这时候可可和噜噜都赶了过来,噜噜顽皮爱撒娇,一见主人就求蹭求抚摸求抱抱。成靖宁许久不见它,抱着狠蹭一阵,掂量之后对水袖等人道:“我才走几天,它怎么又重了许多?你们都喂它吃什么了?”

噜噜不服气的喵了一声,宣泄着不满的情绪,花月抱着半大的雪儿笑道:“它抢雪儿的鱼吃呢,把可可的那一份也吃了。”

可可乖巧的坐在成靖宁脚边,许是猫黑的缘故,看上去瘦了些许,此刻正仰着头看她,阴阳眼里满满的都是担忧。

水袖对可可刮目相看,对它有了几分喜爱,夸奖说:“姑娘失踪之后,可可不怎么吃饭,整天坐在房顶上张望,不然就在姑娘的书桌上发呆,其他地儿都没去。”

相比较之下,没心没肺的噜噜让人啼笑皆非。成靖宁抱起可可,一声又一声地感叹着,果然猫和人,都不能看表面,都是猫,还是可可贴心,不枉她当初力排众议收留它。

这边正抱着黑猫长吁短叹,沈嘉月就闻风到了,进门就拉着成靖宁的手上下打量:“你终于回来了,这些天可担心死我了,就怕听到什么不好的消息。”
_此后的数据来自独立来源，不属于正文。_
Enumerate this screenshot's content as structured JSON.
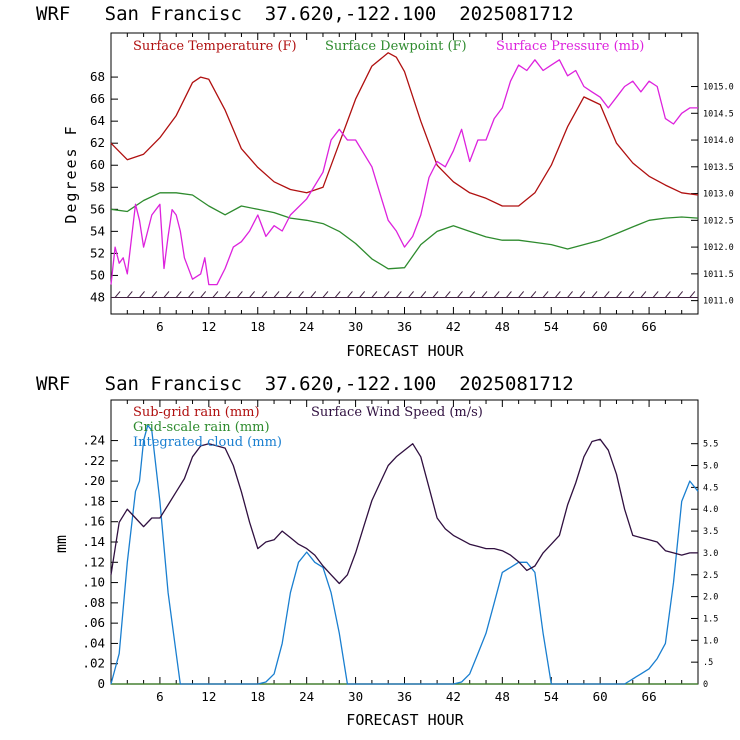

花月破涕为笑,对成靖宁说:“沈姑娘整天念叨着姑娘,每天都派人来探消息,这不今早刚得到喜讯就赶过来了。奴婢听说,沈姑娘为求姑娘平安回来,整日的挤国公夫人的小佛堂,弄得卫老夫人想清清静静的礼佛都不成呢。佛祖定是听到沈姑娘和奴婢们的祈求,让姑娘平平安安的回来了。”

成靖宁挤在中间,一手牵着沈嘉月,一手牵着花月,感动道:“定是有你们,我才能幸运的逃脱。”

花月听了直抹泪,成靖宁又是一阵感叹,一起去里间,说着这一路的事情。没了调侃的语气,多了几分凝重,都认真听着她说话。

“拐子怕我逃走,一直绑着我的手脚。怕我大声呼喊,又在饭食里下了分量不轻的软骨散。原本我也以为没救了,后来如厕发现杂间的杂物堆里有一个生锈的铁片,趁着出恭的空档捡了藏起来。入夜之后趁着无人管我,割了绳子跳水逃走。那时候我全身无力,也是拼着一口气不停的往一个方向走。好在那一船人都没发现,我又往南走,才躲过追捕。也幸好,我遇到了一户好人家。”成靖宁平静地叙述那场惊心动魄的经历。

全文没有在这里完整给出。